Nascido a 24 de Fevereiro de 1951, em Revinhade (Felgueiras), cresceu em Meixomil (Paços de Ferreira), frequentou aí a Escola Primária Antero de Figueiredo, tendo sido aluno de um vulto local, o Professor Manuel Vieira Dinis, que lhe incutiu um gosto para a vida: a história e a arqueologia.

Frequentou, então, o Colégio Franciscano de Montariol (Braga), «vindo desse período a definitiva ligação ao portismo, por obra e graça de uma velha glória, o Senhor Hernáni Ferreira da Silva, que vi jogar num amigável com o Braga e que me conquistou pela sua classe, apesar de já estar na parte final da carreira» - como ele conta.

= Como nos filmes, o artista distingue-se sempre pela diferença que marca... 

Seguiram-se dois anos como aluno externo e trabalhador-estudante, frequentando o Colégio Universal no Porto para terminar o curso complementar dos liceus. Ainda como trabalhador-estudante, andou pela Faculdade de Letras, curso de Filologia Românica, corria o ano de 1970.

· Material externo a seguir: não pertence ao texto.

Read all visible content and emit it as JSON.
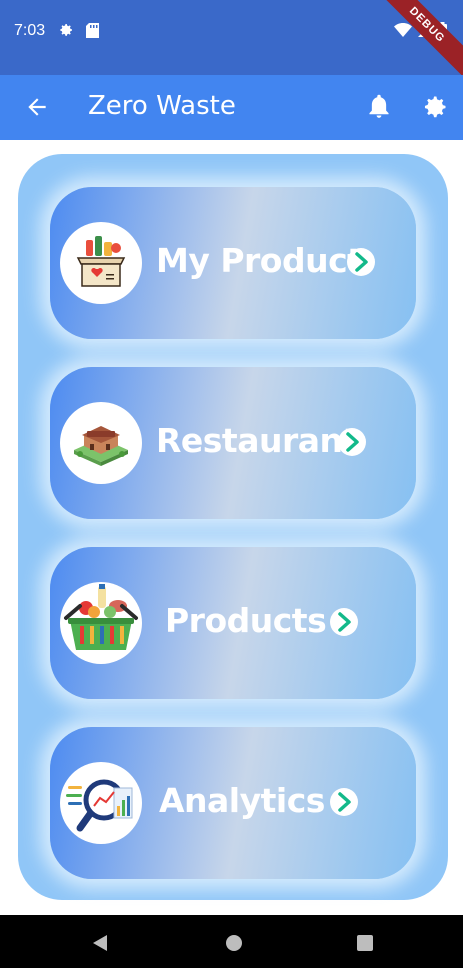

Numa época em que a guerra colonial era uma espada sobre a cabeça de uma geração, interrompeu o curso e não pediu o terceiro adiamento de incorporação, indo parar a Mafra, ao curso de oficiais milicianos. Minas e armadilhas foi o desafio seguinte, após o qual foi para a Moçambique, já depois do 25 de Abril de 1974, onde participou na descolonização.

No regresso, reencetou uma participação contínua nos diversos palcos do clube. Desde os infantis aos seniores no futebol, acompanhando hóquei em campo e em patins, basquetebol e automobilismo, os fins de semana eram uma barriga cheia de FCP, tantas vezes à boleia.

Em determinada altura, decidiu apresentar uma candidatura ao Jornal O Porto, começando como colaborador, seguindo para redactor, e terminando como Chefe de Redacção Interino, em 1982, altura em que pediu a demissão.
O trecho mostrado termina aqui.